Hi Arnau...
> Option 1: I had similar problems in our WMS. On a high load, it stopped
> seeing bdii resources and jobs were not able to start. If it's the
> case, you will find some descriptive message in
> workload_manager_events.log. And, for sovling it, we installed
> google_perf_tools (you will find the receipt at WMS known_issues).
>
We are using google_perf_tools already.
grep libtcmalloc.so /opt/glite/etc/glite_wms.conf
RuntimeMalloc = "/usr/lib/libtcmalloc.so";
> Options 2: Have you recently upgraded lb? If yes, ensure
> glite-lb-authz.conf has the correct values.
Nope.
> *You could also install WMSMonitor. Good tool for quick check.
>
Yes I know. Unfortunately, since we are operating two sites over a WAN,
we though of using that tool in WAN mode.
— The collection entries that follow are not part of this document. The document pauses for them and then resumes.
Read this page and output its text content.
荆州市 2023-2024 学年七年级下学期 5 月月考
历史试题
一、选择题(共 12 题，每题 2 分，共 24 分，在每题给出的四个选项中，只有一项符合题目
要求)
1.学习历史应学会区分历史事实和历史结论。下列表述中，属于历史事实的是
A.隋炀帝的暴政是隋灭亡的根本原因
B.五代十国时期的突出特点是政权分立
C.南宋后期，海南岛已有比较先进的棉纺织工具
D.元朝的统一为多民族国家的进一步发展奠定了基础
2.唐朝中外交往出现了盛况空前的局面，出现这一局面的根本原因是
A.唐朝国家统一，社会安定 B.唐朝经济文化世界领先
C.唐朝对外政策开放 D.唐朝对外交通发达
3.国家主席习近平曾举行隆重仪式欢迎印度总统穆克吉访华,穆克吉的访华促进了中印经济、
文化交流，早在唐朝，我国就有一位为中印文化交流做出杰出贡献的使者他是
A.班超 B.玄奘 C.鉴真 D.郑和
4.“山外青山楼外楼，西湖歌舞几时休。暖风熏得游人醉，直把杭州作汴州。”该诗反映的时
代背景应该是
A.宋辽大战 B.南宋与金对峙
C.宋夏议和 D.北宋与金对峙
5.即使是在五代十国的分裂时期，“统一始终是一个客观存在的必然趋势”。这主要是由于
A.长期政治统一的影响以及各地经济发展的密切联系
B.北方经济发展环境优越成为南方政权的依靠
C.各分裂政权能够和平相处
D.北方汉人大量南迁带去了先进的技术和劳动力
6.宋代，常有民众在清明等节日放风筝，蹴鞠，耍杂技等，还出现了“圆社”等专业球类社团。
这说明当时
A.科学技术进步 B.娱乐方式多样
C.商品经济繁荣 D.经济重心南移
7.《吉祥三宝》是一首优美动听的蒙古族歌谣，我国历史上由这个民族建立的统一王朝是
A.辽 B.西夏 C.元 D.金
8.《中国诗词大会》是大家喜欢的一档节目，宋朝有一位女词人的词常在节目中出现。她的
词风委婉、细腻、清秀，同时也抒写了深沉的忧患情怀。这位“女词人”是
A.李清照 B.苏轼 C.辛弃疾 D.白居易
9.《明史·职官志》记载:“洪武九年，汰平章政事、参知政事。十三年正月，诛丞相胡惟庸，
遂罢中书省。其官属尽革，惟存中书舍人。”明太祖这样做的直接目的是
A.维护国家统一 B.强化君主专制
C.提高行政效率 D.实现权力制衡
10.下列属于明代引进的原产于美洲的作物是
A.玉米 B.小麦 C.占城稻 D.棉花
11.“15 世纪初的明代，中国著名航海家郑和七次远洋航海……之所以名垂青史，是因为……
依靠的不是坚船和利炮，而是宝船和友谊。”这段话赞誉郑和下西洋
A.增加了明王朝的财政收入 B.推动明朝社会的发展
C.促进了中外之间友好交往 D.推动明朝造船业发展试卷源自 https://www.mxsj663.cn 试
Talking with Daniele, the
WMSMonitor uses SNMP version 2 which is not the proper framework to do
it. we are expecting the EMI WMSMonitor release which will use ActiveMQ
>
>> ---*---
> Maarten senme this script wich must be in cron:
> # cat /usr/local/sbin/clean_condor_jobs.sh
> #!/bin/bash
>
>
> CONDOR_CRAP=`/opt/condor-c/bin/condor_q -hold | grep glite | awk '{print $1}'`
>
>
> for JOB_ID in $CONDOR_CRAP
> do
> echo "Removing job: " $JOB_ID
> /opt/condor-c/bin/condor_rm $JOB_ID
> # sleep 2
> /opt/condor-c/bin/condor_rm -forcex $JOB_ID
> done
>
condor CRAP is a good name :-) Any special frequency to run it?
Cheers
Goncalo
|